La visite de Stephen Harper à Val-d'Or, la première par un premier ministre du Canada depuis 1968, n'est pas passée inaperçue hier.

Le chef conservateur s'est d'abord heurté à son arrivée dans l'une des plus grandes circonscriptions du pays (Abitibi-Baie-James-Nunavik-Eeyou) à la plus importante manifestation de travailleurs et de groupes sociaux de toute la campagne à ce jour.

 

Alors que les nouvelles en provenance des États-Unis sur la situation financière des Bourses étaient plutôt alarmantes - un enjeu soudain devenu central à la campagne électorale (voir notre autre texte en page A6) -, quelque 300 travailleurs de la FTQ, de la CSN, de communautés autochtones et d'organisations féminines ont accueilli le chef conservateur avec des slogans hostiles.

Par contre, quelques minutes plus tard, le chef conservateur était accueilli dans un hôtel par un nombre comparable de sympathisants venus entendre ce qu'il avait à dire. Il a de plus été reçu par le maire de Val-d'Or, Fernand Trahan, qui a affirmé que M. Harper avait l'appui de tous les élus municipaux de la région.

«Nous sommes là, a expliqué le porte-parole des manifestants, le conseiller régional de la FTQ Gilles Chapadeau, parce que durant les 24 derniers mois du gouvernement conservateur, il y a eu un budget adopté. Il y avait une crise forestière qui dure toujours et ce gouvernement n'a rien fait pour aider les travailleurs de la forêt, alors que l'argent s'en est allé en Alberta. Les pertes d'emplois nous ont frappés de front ici au Québec et particulièrement dans notre région.»

Les manifestants ont reproché surtout au gouvernement Harper son maigre plan d'aide au secteur manufacturier en dérive, soit 1,2 milliard sur trois ans.

«Même le gouvernement du Québec a dit que ce n'était pas suffisant.

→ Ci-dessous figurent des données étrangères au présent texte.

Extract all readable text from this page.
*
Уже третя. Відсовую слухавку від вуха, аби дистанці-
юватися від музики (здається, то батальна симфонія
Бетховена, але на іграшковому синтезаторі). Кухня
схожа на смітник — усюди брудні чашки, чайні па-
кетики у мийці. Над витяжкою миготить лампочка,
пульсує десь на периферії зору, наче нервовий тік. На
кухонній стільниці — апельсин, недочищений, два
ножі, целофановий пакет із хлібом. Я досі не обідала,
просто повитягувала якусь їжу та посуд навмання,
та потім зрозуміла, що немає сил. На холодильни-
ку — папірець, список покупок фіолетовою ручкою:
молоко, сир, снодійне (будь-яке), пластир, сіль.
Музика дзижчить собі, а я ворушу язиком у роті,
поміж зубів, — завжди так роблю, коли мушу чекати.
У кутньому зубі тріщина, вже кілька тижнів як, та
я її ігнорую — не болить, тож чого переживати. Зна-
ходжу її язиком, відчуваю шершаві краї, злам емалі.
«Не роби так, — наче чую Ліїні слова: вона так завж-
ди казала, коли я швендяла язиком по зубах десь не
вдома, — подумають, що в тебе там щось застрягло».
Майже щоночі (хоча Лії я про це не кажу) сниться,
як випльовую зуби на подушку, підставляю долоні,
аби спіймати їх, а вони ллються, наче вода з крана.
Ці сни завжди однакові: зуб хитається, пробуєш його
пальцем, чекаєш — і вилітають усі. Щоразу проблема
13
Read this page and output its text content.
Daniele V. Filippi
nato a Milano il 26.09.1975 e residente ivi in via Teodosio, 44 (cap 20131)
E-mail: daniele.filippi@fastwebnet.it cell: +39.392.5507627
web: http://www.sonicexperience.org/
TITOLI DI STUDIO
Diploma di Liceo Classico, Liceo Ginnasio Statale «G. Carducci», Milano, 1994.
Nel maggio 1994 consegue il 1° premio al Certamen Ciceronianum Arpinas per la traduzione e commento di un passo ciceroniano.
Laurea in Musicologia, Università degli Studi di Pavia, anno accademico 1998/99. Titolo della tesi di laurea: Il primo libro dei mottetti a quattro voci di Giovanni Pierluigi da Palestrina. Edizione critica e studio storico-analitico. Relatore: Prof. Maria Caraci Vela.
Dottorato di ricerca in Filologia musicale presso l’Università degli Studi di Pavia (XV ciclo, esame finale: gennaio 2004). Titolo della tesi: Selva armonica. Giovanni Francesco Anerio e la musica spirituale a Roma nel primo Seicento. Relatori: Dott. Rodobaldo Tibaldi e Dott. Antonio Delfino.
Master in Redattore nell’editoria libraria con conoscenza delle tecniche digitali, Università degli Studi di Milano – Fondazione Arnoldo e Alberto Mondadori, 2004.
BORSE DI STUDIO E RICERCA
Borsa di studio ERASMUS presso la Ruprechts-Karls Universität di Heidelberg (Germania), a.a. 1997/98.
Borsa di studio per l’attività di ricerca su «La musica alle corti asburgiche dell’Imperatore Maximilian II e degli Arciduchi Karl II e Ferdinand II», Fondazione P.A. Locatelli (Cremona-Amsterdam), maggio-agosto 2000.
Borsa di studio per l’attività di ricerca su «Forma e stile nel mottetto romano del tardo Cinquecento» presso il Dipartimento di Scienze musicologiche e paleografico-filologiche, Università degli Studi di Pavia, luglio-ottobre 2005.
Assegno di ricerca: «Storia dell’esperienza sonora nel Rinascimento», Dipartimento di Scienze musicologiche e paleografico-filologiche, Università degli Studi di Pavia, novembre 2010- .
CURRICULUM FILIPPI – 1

Ils ont fait la sourde oreille. Nous sommes venus ici aujourd'hui pour dire que l'on se souvient», a ajouté M. Chapadeau.

Plusieurs manifestants protestaient également contre l'idéologie conservatrice et le projet de loi C-484 qui veut donner un statut juridique au foetus.

«On ne partage pas ces valeurs-là dans notre région», a encore affirmé Gilles Chapadeau aux journalistes.

Alors que les manifestants scandaient leur appui au Bloc québécois, le chef conservateur a surtout centré son discours sur l'absence de réalisations du Bloc québécois depuis qu'il siège à Ottawa.

«Le 14 octobre prochain, vous allez avoir l'occasion d'envoyer sur la glace des joueurs qui vont pouvoir marquer des buts pour vous», a lancé M. Harper à la foule amusée. «Il y a seulement le Bloc qui pense qu'on peut marquer des buts à partir des gradins...»

Le chef conservateur a ensuite brossé un vaste tableau des réalisations de son gouvernement, dont la reconnaissance de la nation québécoise, en soulignant qu'il avait tenu ses engagements sur la TPS, l'aide aux parents, le déséquilibre fiscal, la transparence et la réforme de la justice.

Il a d'ailleurs profité de l'occasion pour annoncer que s'il est élu, il augmentera le soutien aux Canadiens qui vivent dans des communautés dépendant d'une seule industrie à améliorer leurs compétences et à retourner sur le marché du travail. Il s'est ainsi engagé à augmenter de 50 millions de dollars par année jusqu'en 2012 l'Initiative ciblée pour les travailleurs âgés, un programme qui permet aux travailleurs mis à pied d'acquérir de l'expérience en période de difficultés économiques.

Plus tôt dans la journée, sans doute pour répondre aux critiques virulentes qu'il a reçues à propos de sa politique sur les arts et la culture, le chef conservateur a annoncé un nouveau crédit d'impôt pour les activités artistiques des enfants de moins de 16 ans -cours de piano, de peinture, de danse, etc.-, une mesure évaluée à 150 millions de dollars par année.

Le critique libéral en matière de culture, le député Denis Coderre, a réagi à cette annonce en qualifiant ce crédit d'«insignifiant» et le geste des conservateurs de «tentative de faire oublier leur bilan désastreux en matière d'arts et de culture».